In 2012 each of the major metropolitan areas had only one daily newspaper, although all had previously had both a morning and evening paper. The market for daily newspapers, local and community newspapers and magazines, was dominated by two companies: Fairfax Media, an Australian company, and APN News and Media, an Australian-registered company controlled by the Irish concern Independent News and Media (INM).
Radio: a tool of democracy?
James Shelley, the first director of broadcasting, quickly saw the democratic potential of radio, arguing in 1936 that ‘[t]he radio, if properly used, should provide a means whereby the sympathetic influence of the actual human voice of ancient Athens can be added to the intellectual facilities of the widespread communication of the printing press. Thus it will form an instrument for real democracy, based on a sympathetic understanding of all points of view, considered in the quiet environment of the fireside.’1
Two radio networks dominated the commercial market: the Radio Network and RadioWorks. The Radio Network was owned by APN. RadioWorks belonged to MediaWorks, owned in turn by the Australian firm Ironbridge.

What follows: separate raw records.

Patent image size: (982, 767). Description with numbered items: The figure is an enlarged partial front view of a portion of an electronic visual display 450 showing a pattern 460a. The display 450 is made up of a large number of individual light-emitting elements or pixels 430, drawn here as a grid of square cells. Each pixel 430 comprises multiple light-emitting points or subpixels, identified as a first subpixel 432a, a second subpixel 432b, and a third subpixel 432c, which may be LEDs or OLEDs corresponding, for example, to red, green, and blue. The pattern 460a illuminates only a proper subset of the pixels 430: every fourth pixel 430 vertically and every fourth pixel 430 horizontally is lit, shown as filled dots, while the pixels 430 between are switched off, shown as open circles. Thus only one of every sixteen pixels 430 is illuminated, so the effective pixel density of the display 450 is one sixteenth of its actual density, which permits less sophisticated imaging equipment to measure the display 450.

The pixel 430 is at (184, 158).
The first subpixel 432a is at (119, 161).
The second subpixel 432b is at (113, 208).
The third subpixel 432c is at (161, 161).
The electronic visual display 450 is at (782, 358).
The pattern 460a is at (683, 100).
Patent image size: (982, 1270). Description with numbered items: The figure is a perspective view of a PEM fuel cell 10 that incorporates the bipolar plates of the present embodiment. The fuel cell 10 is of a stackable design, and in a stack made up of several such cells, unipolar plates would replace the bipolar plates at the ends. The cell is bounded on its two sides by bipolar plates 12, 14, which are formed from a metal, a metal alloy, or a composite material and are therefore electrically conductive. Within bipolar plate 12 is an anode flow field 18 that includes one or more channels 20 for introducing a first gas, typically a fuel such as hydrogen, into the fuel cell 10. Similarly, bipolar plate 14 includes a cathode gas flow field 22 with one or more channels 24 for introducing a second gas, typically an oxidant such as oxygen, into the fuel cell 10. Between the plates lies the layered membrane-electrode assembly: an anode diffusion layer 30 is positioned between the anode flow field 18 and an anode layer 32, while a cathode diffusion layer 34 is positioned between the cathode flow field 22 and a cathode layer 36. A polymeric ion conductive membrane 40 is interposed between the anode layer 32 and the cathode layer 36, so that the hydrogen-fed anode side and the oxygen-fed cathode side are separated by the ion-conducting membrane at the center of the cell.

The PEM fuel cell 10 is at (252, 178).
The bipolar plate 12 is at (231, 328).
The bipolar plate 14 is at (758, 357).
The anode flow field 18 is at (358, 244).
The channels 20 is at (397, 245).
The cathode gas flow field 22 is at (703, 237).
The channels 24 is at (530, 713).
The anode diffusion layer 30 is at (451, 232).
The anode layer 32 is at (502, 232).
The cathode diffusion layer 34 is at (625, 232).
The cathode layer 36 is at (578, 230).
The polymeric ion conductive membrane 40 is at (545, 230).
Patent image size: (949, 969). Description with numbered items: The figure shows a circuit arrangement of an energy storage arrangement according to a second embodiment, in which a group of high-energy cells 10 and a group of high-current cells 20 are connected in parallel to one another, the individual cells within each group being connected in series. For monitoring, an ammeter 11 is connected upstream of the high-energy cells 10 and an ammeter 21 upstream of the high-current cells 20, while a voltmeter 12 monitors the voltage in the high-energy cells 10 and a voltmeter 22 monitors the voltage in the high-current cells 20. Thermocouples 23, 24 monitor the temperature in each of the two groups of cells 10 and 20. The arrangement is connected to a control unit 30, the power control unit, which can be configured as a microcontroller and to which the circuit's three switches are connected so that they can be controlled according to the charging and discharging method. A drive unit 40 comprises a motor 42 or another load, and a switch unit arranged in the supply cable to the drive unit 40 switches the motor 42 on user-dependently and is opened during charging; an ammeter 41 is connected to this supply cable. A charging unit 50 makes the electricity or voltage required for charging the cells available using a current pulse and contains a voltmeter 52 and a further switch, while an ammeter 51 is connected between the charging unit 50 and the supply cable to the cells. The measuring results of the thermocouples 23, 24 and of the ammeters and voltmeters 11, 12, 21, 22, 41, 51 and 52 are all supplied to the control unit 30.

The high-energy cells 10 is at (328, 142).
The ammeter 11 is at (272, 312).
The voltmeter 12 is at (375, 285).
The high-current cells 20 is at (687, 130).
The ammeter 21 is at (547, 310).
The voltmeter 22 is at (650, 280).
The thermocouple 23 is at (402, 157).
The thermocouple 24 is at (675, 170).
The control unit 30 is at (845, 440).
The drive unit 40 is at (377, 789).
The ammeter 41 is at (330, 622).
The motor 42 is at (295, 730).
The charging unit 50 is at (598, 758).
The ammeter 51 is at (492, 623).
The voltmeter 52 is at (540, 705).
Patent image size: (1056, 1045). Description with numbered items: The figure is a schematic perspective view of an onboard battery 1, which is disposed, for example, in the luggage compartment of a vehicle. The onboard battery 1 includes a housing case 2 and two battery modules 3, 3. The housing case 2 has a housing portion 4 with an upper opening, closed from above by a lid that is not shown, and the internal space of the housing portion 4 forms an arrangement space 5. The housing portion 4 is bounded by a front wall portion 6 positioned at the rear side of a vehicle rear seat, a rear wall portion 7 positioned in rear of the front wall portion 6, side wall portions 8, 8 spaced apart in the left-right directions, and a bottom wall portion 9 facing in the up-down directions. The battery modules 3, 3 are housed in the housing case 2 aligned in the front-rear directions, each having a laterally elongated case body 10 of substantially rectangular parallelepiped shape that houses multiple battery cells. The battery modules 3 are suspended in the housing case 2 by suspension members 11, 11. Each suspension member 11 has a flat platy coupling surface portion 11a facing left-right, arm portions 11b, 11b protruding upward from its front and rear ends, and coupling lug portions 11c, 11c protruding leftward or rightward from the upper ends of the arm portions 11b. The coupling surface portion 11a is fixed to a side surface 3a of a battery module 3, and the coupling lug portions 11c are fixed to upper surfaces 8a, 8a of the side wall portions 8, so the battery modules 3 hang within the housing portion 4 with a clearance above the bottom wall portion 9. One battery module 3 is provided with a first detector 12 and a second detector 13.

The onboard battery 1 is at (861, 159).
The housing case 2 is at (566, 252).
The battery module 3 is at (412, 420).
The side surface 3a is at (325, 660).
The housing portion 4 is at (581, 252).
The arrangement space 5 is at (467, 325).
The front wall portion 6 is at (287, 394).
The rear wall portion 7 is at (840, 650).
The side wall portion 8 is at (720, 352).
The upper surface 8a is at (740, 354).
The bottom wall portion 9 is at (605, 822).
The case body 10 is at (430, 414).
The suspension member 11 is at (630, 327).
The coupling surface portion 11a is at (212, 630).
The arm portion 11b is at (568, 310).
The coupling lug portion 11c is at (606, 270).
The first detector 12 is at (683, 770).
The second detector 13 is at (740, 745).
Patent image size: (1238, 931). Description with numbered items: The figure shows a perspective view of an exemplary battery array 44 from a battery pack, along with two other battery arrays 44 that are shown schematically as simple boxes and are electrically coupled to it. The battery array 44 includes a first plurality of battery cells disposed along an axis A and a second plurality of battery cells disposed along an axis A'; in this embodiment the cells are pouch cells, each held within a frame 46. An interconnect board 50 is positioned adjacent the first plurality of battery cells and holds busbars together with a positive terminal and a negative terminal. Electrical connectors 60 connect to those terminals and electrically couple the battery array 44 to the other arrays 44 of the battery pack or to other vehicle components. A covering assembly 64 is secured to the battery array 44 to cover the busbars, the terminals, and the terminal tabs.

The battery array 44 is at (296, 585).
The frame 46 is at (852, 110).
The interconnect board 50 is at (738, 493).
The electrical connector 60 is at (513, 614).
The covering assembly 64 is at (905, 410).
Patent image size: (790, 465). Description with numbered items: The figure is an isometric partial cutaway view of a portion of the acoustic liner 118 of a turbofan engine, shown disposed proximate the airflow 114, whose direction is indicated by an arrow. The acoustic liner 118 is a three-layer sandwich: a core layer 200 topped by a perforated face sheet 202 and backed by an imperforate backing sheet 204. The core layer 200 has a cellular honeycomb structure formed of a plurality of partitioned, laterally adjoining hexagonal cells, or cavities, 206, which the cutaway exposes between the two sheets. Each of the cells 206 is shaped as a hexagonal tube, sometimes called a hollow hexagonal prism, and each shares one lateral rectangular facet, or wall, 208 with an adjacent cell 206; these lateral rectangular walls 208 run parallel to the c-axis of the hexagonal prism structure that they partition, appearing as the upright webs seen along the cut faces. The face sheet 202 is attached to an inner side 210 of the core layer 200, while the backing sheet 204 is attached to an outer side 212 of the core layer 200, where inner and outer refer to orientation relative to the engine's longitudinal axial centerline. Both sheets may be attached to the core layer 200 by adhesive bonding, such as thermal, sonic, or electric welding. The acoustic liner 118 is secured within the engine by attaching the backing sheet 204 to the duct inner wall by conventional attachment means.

Non-commercial public service radio was available nationally through the two domestic Radio New Zealand networks: Radio New Zealand National and Radio New Zealand Concert.
In 2012 the main players in free-to-air television networks included state-owned Television New Zealand (TV One and TV2) and Māori Television, Media Works’ TV3 and Four, racing channel Trackside, and Sky Television’s Prime Television.
Pay television, introduced to New Zealand in 1990, was dominated by Sky, controlled by foreign-owned company News Corp.
Public service broadcasting in New Zealand
Radio broadcasting was originally carried out by private broadcasters, but was tightly regulated by the Post and Telegraph Department. In 1936 the Labour government placed broadcasting under direct ministerial control through the National Broadcasting Service (NBS). The introduction of television provided the incentive for establishing a public, as opposed to state, broadcasting system. In 1962 the New Zealand Broadcasting Corporation (NZBC), a government-appointed board, was established to control broadcasting, giving state-funded radio and television a degree of independence from government control.
Deregulation and the development of private radio and television since the 1980s has meant that public broadcasting now competes with private broadcasters. In 2012 the main public service broadcasters were TVNZ, Radio New Zealand and Māori Television. Radio New Zealand and Māori Television relied largely on government funding. In contrast, TVNZ received 90% of its funding from advertising. This has raised questions over TVNZ’s ability to deliver quality public-service broadcasting, in particular news and current affairs.
There were a range of student radio stations and newspapers throughout the universities and polytechnics, owned by student bodies. Student media have been active in providing independent comment on political issues, in particular campaigns over the funding of tertiary education.
Regulation of the media
Broadcasting was regulated by the Broadcasting Act 1989. This required broadcasters to uphold standards of:
- decency and good taste
- the maintenance of law and order
- privacy of the individual
- balance – the reasonable effort to present a range of significant views on controversial issues of importance.
The Paul Henry case
In 2010 TVNZ upheld complaints about breakfast show host Paul Henry’s question to the prime minister as to whether the next governor-general would be someone who ‘looks and sounds like a New Zealander this time’.2 The question was commonly seen as a reference to then Governor-General Sir Anand Satyanand, born in New Zealand of Indo-Fijian descent. TVNZ said Henry’s comments had breached the standards of good taste and decency, fairness, and discrimination and denigration.
Any member of the public can make a complaint to a broadcaster they believe has breached a broadcasting standard. If the complainant is not satisfied with the broadcaster’s response, they can then go to the government-appointed Broadcasting Standards Authority.
In contrast to the statutorily controlled broadcasting sector, the print media was self-regulating through the Press Council. The Press Council consisted of an independent chair, along with representatives of the publishers, the journalists’ union (in the 2000s the Engineering, Printing and Manufacturing Union or EPMU) and the public. The council heard complaints from people who believed a publication had breached the standards laid out in its ‘statement of principles’. The print media considered its self-regulatory status to be crucial to editorial independence.